これらの改革の代表的指導者としては、例えばウィスコンシン州のR・ラフレット知事が有名であり、同州は州政治改革のモデルとなりました。
具体的には、党の候補者を決定するにあたって、党員全体の直接投票によって決める直接予備選挙制の採用です。
また直接立法制も多くの州で採用され、人民発案および人民投票による立法が、主として西部諸州を中心に採用され、また人民の投票による公職者罷免制も採用されました。
これらの政治改革は、従来のボスによる政治支配に対して、大衆の政治参加の機会を大幅に拡大することになったといえます。

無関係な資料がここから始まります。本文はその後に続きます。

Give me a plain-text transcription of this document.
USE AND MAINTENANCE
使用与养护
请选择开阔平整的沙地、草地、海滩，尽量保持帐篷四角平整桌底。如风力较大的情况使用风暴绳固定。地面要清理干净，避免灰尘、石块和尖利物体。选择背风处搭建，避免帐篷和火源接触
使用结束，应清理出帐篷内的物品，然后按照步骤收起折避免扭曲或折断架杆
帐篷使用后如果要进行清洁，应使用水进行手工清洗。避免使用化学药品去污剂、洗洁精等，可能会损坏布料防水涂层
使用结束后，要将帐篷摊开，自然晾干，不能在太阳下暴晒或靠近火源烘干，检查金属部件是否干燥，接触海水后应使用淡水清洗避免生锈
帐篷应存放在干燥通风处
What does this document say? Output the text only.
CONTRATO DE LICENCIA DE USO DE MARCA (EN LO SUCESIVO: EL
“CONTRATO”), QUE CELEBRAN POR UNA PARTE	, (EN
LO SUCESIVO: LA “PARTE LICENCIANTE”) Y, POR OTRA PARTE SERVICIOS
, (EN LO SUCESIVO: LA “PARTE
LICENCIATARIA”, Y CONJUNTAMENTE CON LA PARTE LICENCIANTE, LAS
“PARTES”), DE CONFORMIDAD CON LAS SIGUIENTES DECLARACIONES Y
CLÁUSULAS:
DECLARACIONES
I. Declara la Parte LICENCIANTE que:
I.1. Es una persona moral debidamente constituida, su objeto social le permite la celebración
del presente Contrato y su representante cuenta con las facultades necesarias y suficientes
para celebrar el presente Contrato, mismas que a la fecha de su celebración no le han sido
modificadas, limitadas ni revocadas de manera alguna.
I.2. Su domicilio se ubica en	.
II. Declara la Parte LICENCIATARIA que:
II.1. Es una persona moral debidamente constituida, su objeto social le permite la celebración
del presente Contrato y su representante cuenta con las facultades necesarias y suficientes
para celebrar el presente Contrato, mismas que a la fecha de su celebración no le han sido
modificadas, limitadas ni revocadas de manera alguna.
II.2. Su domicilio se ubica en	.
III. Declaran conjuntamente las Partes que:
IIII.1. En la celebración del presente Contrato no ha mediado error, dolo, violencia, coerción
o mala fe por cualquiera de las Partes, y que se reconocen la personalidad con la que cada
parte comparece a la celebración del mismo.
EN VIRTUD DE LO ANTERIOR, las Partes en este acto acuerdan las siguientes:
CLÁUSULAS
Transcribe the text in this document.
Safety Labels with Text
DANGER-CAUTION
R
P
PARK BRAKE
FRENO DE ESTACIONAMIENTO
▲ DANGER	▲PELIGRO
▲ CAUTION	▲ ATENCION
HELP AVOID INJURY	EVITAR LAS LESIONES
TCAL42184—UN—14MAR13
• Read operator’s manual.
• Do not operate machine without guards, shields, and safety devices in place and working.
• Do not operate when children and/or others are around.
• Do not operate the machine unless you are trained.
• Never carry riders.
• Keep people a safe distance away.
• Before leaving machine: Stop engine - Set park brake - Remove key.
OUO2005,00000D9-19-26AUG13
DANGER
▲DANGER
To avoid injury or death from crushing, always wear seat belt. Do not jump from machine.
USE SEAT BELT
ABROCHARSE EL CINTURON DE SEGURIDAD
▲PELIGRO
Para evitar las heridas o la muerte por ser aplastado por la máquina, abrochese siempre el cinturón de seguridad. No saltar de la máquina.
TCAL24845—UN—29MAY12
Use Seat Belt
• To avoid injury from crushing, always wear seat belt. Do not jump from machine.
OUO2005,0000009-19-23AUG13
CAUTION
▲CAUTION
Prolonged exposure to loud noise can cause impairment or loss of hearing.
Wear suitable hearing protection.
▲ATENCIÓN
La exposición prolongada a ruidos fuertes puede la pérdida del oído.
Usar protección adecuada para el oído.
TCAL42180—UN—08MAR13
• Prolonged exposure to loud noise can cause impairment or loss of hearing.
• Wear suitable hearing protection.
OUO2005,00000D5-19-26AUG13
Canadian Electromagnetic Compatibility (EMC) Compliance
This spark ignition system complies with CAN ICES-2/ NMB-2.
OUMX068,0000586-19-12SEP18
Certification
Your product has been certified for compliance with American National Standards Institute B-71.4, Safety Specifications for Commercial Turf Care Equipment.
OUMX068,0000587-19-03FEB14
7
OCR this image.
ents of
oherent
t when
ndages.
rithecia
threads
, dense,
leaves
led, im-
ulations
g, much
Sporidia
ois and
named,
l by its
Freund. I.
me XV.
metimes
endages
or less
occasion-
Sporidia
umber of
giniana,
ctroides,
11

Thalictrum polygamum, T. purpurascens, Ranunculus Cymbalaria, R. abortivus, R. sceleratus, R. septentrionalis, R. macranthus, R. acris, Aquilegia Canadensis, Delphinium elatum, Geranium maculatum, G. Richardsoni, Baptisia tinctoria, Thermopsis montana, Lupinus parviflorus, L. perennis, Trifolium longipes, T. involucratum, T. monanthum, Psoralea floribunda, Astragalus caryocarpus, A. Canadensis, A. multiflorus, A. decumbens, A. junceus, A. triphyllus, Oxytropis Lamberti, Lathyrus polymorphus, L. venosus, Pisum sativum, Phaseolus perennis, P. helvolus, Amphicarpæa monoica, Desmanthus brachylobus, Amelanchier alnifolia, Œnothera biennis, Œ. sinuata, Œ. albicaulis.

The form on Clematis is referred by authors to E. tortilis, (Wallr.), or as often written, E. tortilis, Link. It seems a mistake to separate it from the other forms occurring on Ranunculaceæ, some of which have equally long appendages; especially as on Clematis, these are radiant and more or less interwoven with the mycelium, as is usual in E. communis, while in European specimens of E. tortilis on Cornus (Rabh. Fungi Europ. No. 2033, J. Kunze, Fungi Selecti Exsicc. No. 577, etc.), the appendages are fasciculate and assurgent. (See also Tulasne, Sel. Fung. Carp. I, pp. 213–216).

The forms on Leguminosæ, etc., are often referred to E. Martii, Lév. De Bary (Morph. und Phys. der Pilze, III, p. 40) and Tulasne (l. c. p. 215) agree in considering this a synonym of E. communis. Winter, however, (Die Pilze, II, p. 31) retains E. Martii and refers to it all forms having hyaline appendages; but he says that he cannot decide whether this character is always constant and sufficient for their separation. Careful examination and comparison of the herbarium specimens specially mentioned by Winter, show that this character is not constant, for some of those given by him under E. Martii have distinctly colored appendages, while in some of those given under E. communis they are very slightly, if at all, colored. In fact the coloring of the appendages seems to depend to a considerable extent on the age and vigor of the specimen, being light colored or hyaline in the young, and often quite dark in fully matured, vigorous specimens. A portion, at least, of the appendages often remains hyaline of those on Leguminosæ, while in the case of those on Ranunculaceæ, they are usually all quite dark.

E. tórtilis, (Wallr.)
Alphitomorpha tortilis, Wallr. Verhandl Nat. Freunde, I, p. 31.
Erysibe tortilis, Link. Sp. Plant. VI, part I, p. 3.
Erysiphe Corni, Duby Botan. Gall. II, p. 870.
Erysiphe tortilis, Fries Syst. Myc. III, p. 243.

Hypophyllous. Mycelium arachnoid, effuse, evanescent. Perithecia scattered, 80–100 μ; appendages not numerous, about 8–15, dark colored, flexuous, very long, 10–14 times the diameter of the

なお、連邦レベルでは、この時期に憲法修正第一六条(一九一三年)により連邦所得税の実施が可能となり、また、憲法修正第一七条(一九一三年)により、上院議員の選出が一般大衆の投票による直接選挙へと改められました。
このように革新主義時代の改革は、政治の浄化と民主化、公益を守るための企業活動の規制および労働老の生活保護の三つの運動を特色としていたといわれています。